Yes! During the Circuit breaker, I have been spending more time in front of my screen and inevitably I have been shopping on some e-commerce sights. From food delivery to home essentials, my credit card has been used heavily during this period. Just when you thought that you can save more, as you are going out less …
Thankfully, I don’t have any bad debts and I am able to pay off my credit card bills on time. However, in the course of my work, I have met many people who suffered from astronomical credit card bills. And in order for them to cover the minimum payments, they borrow from another credit card to cover the previous card. This is a definite no-no, as it just makes the debt bigger. Public education has greatly reduced the number of these cases from happening. Articles about debt consolidation and ways to eradicate credit card debt have been most useful.
Bad Debt vs Good Debt
Recently, due to the world-wide pandemic, interest rates have been going down and personal loans are beginning cheaper. Recently I received a marketing email persuading me to pamper myself with a luxury purchase in bite sized installments. With interest rates going south, is it time to buy a new car, a new hi-fi system and maximize the low interest rates?
All of us desire a debt-free life but as much as we don’t like being in debt, many of us just don’t have the cash flow to buy a car or a house with cold hard cash. Taking a loan is a part of “Adulting” and learning how to manage good debt is part of the journey into adulthood.
There is such a thing known as a good debt. Examples of a good debt are taking a loan for home improvement or to study for a degree. So what qualifies as good or bad debt? This is dependent on the reason why you need to take the loan. To help you understand this concept better, a definite good read is good debt vs bad debt. There are many more examples, but here is a brief look at the quick reference images.

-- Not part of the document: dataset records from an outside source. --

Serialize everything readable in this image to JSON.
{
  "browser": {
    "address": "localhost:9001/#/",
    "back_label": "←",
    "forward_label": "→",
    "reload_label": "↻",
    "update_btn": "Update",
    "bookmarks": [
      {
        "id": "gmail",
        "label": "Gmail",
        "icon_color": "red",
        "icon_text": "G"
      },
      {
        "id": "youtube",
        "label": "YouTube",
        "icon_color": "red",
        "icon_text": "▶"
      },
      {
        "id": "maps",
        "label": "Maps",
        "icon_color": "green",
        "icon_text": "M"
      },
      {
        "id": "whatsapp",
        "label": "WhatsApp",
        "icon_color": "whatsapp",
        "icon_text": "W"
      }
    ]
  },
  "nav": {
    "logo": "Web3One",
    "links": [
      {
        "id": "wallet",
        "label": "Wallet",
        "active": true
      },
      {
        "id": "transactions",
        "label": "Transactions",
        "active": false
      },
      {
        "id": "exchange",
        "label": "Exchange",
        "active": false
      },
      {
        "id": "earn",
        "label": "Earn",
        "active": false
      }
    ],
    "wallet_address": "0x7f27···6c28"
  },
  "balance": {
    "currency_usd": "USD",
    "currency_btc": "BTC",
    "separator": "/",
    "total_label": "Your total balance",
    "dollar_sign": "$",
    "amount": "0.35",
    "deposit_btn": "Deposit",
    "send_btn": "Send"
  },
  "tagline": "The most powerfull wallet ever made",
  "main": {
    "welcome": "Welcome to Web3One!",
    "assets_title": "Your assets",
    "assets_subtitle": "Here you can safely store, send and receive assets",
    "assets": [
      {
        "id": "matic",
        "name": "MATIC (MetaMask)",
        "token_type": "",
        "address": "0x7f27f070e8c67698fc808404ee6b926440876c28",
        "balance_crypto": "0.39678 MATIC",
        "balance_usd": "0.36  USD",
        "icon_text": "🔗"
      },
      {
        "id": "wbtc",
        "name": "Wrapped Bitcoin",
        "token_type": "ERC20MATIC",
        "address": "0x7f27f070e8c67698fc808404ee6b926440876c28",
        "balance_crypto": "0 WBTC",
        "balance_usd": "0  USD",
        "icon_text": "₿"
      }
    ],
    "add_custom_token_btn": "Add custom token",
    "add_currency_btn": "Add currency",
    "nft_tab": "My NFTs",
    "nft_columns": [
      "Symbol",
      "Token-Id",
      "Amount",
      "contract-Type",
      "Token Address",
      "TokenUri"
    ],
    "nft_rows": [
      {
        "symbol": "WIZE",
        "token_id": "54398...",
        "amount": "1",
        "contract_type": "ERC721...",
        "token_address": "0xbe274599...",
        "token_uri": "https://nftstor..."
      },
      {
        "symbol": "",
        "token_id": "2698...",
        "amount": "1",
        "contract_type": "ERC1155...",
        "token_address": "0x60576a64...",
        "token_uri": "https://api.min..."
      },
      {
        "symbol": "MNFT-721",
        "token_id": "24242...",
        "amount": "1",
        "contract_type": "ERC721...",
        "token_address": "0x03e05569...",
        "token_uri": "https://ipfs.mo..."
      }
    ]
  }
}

It is vital we understand what a Personal Loan can be best utilised for. These loans are beneficial to refinance or consolidate other high interest debts. Essentially, one does not need to take out a Personal Loan to purchase a car or embark on an education as there are specific loans for these purposes. In fact, even if you want to start a business, you can try to look out for government loans to better lower your costs.
Now, if you are in a lot of debt, taking a personal loan will not make the debts go away. It would, however, give you air to breathe and help you reduce the interest that you need to pay. A personal loan will also help you repay the debts in a structured way. This is important, as one of the major reasons why one is caught in deep debt, is due to a lack of financial discipline. Whatever the reason, do talk to a banker or friend on how to best handle your debts.
Before you talk to them, always get a feel for the latest Personal Loan rates, so that you are in a better position to talk to your banker. Here is a sample of a quick reference guide to personal loan rates:
At the end of the day, if you need to take a personal loan, make sure that you are able to repay it. The loan does give you added liquidity, but it is also means that you must pay back the principal with interest.